To top off Haacke’s mix of ums, ahs and heartfelt comments during the Dog and Pony Show, we were left with an overly long and poorly moderated question time, commanded by some guy who didn’t introduce himself, and whose only memorable addition to the evening was a deeply voiced comment, “Louis Vuitton.” I would explain this more if I could, but it really was that peculiar and random.
Delightfully though, Haacke used slides, even for recently shot photographs. His dogged old-school heroics are admirable.
During The Dog and Pony Show Haacke recounted selected moments in his artistic career, commenting on particular works that piqued his interest or that expressed something that he felt continues to be significant in the current political climate. Haacke has produced a series of works, many involving the stars of the U.S. flag, which directly critique U.S. foreign policy and George W. Bush’s administration, and the artist joked that he admires George Bush Senior very much, adding solemnly, “He’s an intellectual giant…compared to his son.”

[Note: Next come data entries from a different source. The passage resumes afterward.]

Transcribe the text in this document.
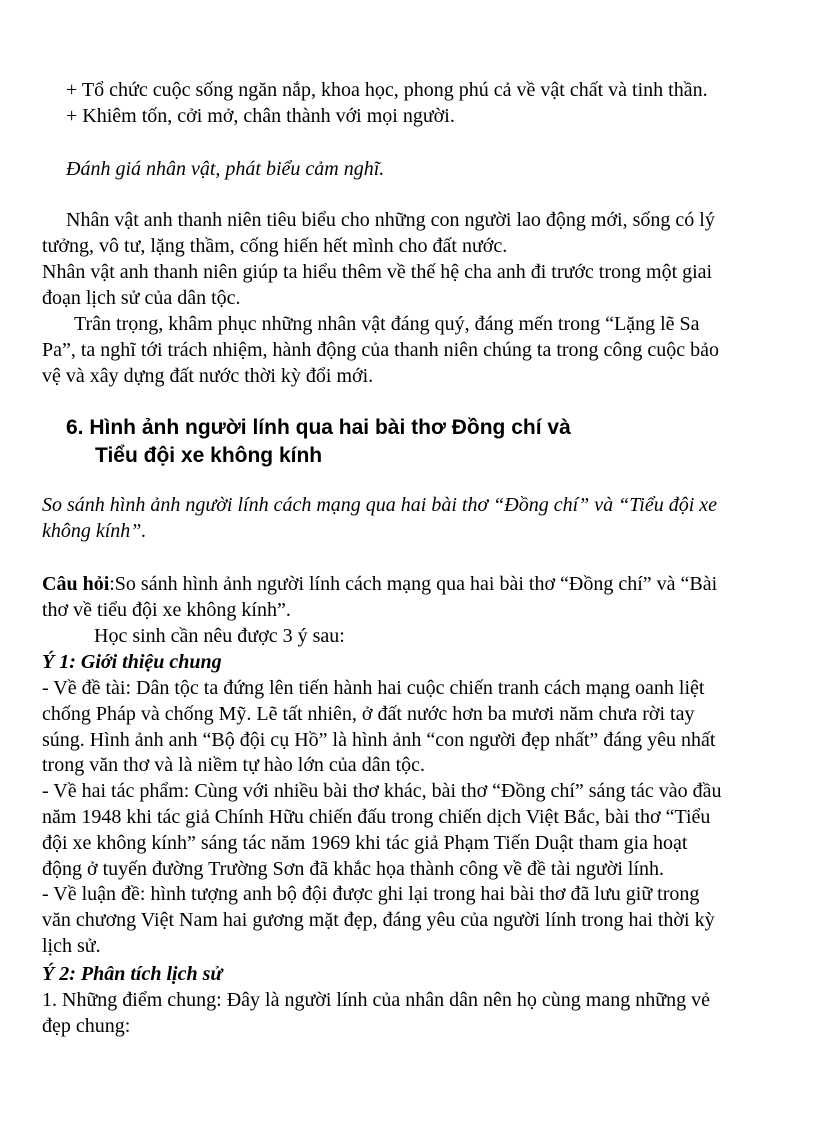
+ Tổ chức cuộc sống ngăn nắp, khoa học, phong phú cả về vật chất và tinh thần.
+ Khiêm tốn, cởi mở, chân thành với mọi người.
Đánh giá nhân vật, phát biểu cảm nghĩ.
Nhân vật anh thanh niên tiêu biểu cho những con người lao động mới, sống có lý
tưởng, vô tư, lặng thầm, cống hiến hết mình cho đất nước.
Nhân vật anh thanh niên giúp ta hiểu thêm về thế hệ cha anh đi trước trong một giai
đoạn lịch sử của dân tộc.
Trân trọng, khâm phục những nhân vật đáng quý, đáng mến trong “Lặng lẽ Sa
Pa”, ta nghĩ tới trách nhiệm, hành động của thanh niên chúng ta trong công cuộc bảo
vệ và xây dựng đất nước thời kỳ đổi mới.
6. Hình ảnh người lính qua hai bài thơ Đồng chí và
Tiểu đội xe không kính
So sánh hình ảnh người lính cách mạng qua hai bài thơ “Đồng chí” và “Tiểu đội xe
không kính”.
Câu hỏi:So sánh hình ảnh người lính cách mạng qua hai bài thơ “Đồng chí” và “Bài
thơ về tiểu đội xe không kính”.
Học sinh cần nêu được 3 ý sau:
Ý 1: Giới thiệu chung
- Về đề tài: Dân tộc ta đứng lên tiến hành hai cuộc chiến tranh cách mạng oanh liệt
chống Pháp và chống Mỹ. Lẽ tất nhiên, ở đất nước hơn ba mươi năm chưa rời tay
súng. Hình ảnh anh “Bộ đội cụ Hồ” là hình ảnh “con người đẹp nhất” đáng yêu nhất
trong văn thơ và là niềm tự hào lớn của dân tộc.
- Về hai tác phẩm: Cùng với nhiều bài thơ khác, bài thơ “Đồng chí” sáng tác vào đầu
năm 1948 khi tác giả Chính Hữu chiến đấu trong chiến dịch Việt Bắc, bài thơ “Tiểu
đội xe không kính” sáng tác năm 1969 khi tác giả Phạm Tiến Duật tham gia hoạt
động ở tuyến đường Trường Sơn đã khắc họa thành công về đề tài người lính.
- Về luận đề: hình tượng anh bộ đội được ghi lại trong hai bài thơ đã lưu giữ trong
văn chương Việt Nam hai gương mặt đẹp, đáng yêu của người lính trong hai thời kỳ
lịch sử.
Ý 2: Phân tích lịch sử
1. Những điểm chung: Đây là người lính của nhân dân nên họ cùng mang những vẻ
đẹp chung:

One of the works that received the most attention by Haacke was his garden for the German Parliament, the Bundestag. The garden is an ongoing, participatory work which involves soil samples from more than 300 of the country’s electoral districts. The soil is brought to the parliament in sacks and emptied onto the garden by local representatives, and over time a wild garden has grown around neon lettering that reads: Der Bevolkerung (to the population). The garden grew in an unplanned manner from seeds that were already present in the soil samples. The only time this garden has been altered is when blackberries began to take hold and Haacke had to intervene in order to stop what he called the “master race” of weeds from killing everything else in the garden, a symbolism too ironic for comfort.